Is it possible to filter an ETS table with a contains or a starts_with?

I’m implementing a search feature for data that’s backed by an ETS table. Given the following:

:ets.new(:nodes, [:named_table])
:ets.insert(:nodes, {1, "Fred"})
:ets.insert(:nodes, {2, "Frederich"})
:ets.insert(:nodes, {3, "Barney"})

Is there a way to filter the second column with a starts_with or a contains? To demonstrate the sentiment of what I’d like to do (in spite of it not being a valid guard clause):

match_spec = :ets.fun2ms(fn {id, name} when String.contains?(name, "Fred") ->
    {id, name}
end)

:ets.select(:nodes, match_spec)

Is this a case where my only option is to traverse the table?

1 Like

binary_part is allowed in matchspecs, so in principle you could use that for the starts_with search. That won’t help with contains, though…

While it’s faster than many other approaches :ets.select is still going to be time-consuming if the table is large; it’s like always doing a sequential-scan in a full-size DBMS.

The solution to that for ETS is similarly parallel: create additional tables that speed up important queries.
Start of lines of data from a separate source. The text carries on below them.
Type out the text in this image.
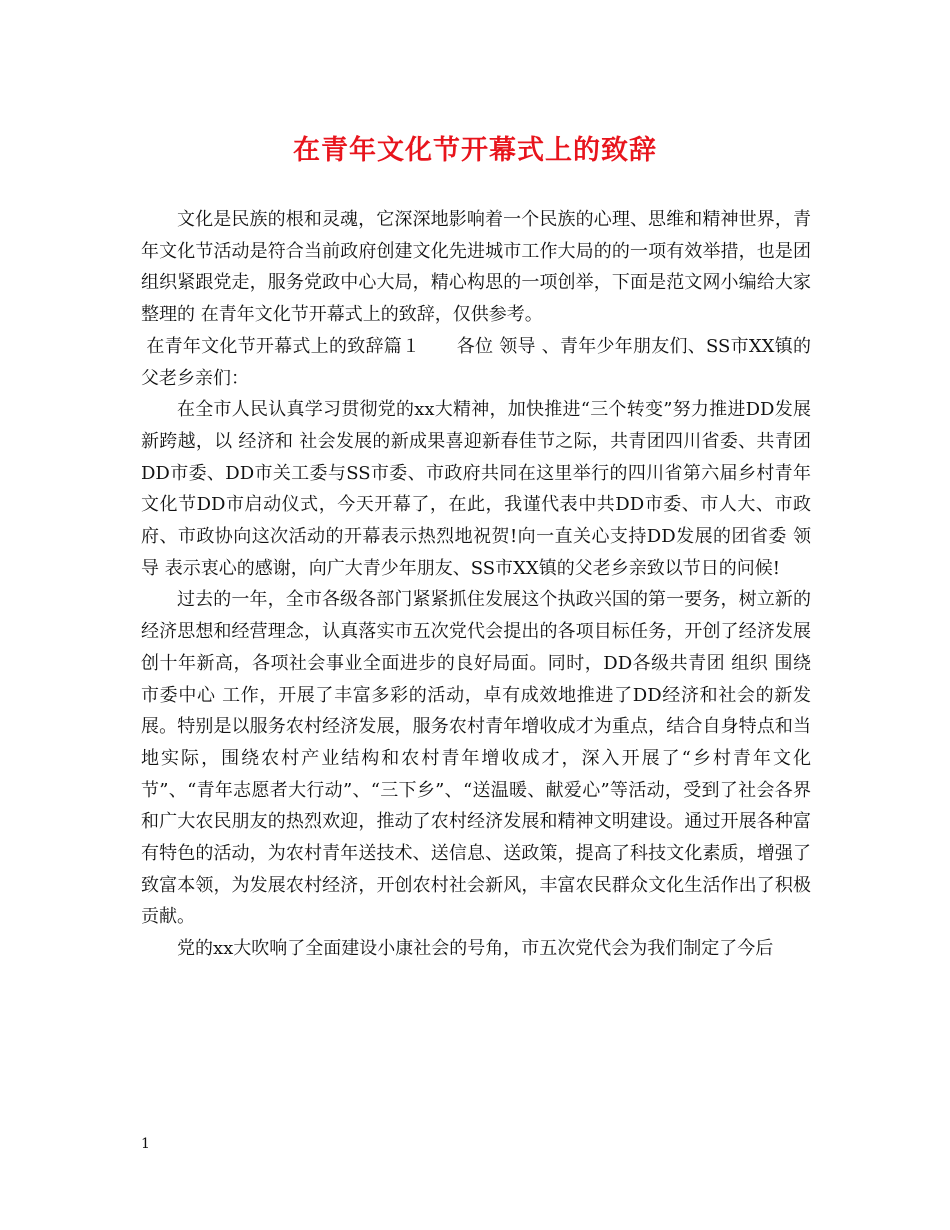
在青年文化节开幕式上的致辞

文化是民族的根和灵魂，它深深地影响着一个民族的心理、思维和精神世界，青年文化节活动是符合当前政府创建文化先进城市工作大局的的一项有效举措，也是团组织紧跟党走，服务党政中心大局，精心构思的一项创举，下面是范文网小编给大家整理的 在青年文化节开幕式上的致辞，仅供参考。

在青年文化节开幕式上的致辞篇１　　各位 领导 、青年少年朋友们、SS市XX镇的父老乡亲们：

在全市人民认真学习贯彻党的xx大精神，加快推进“三个转变”努力推进DD发展新跨越，以 经济和 社会发展的新成果喜迎新春佳节之际，共青团四川省委、共青团DD市委、DD市关工委与SS市委、市政府共同在这里举行的四川省第六届乡村青年 文化节DD市启动仪式，今天开幕了，在此，我谨代表中共DD市委、市人大、市政府、市政协向这次活动的开幕表示热烈地祝贺!向一直关心支持DD发展的团省委 领导 表示衷心的感谢，向广大青少年朋友、SS市XX镇的父老乡亲致以节日的问候!

过去的一年，全市各级各部门紧紧抓住发展这个执政兴国的第一要务，树立新的经济思想和经营理念，认真落实市五次党代会提出的各项目标任务，开创了经济发展创十年新高，各项社会事业全面进步的良好局面。同时，DD各级共青团 组织 围绕市委中心 工作，开展了丰富多彩的活动，卓有成效地推进了DD经济和社会的新发展。特别是以服务农村经济发展，服务农村青年增收成才为重点，结合自身特点和当地实际，围绕农村产业结构和农村青年增收成才，深入开展了“乡村青年文化节”、“青年志愿者大行动”、“三下乡”、“送温暖、献爱心”等活动，受到了社会各界和广大农民朋友的热烈欢迎，推动了农村经济发展和精神文明建设。通过开展各种富有特色的活动，为农村青年送技术、送信息、送政策，提高了科技文化素质，增强了致富本领，为发展农村经济，开创农村社会新风，丰富农民群众文化生活作出了积极贡献。

党的xx大吹响了全面建设小康社会的号角，市五次党代会为我们制定了今后

1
For instance, you can make “starts with” queries efficient if you maintain a second :bag table like:

{"F", 1}
{"Fr", 1}
{"Fre", 1}
{"Fred", 1}
{"F", 2}
{"Fr", 2}
{"Fre", 2}
{"Fred", 2}
{"Frede", 2}
{"Freder", 2}
{"Frederi", 2}
{"Frederic", 2}
{"Frederich", 2}
{"B", 3}
{"Ba", 3}
{"Bar", 3}
{"Barn", 3}
{"Barne", 3}
{"Barney", 3}

Like any index, this trades memory usage for retrieval speed.

Indexing for “contains” is harder but there are well-documented techniques like trigram indexing that can help.

11 Likes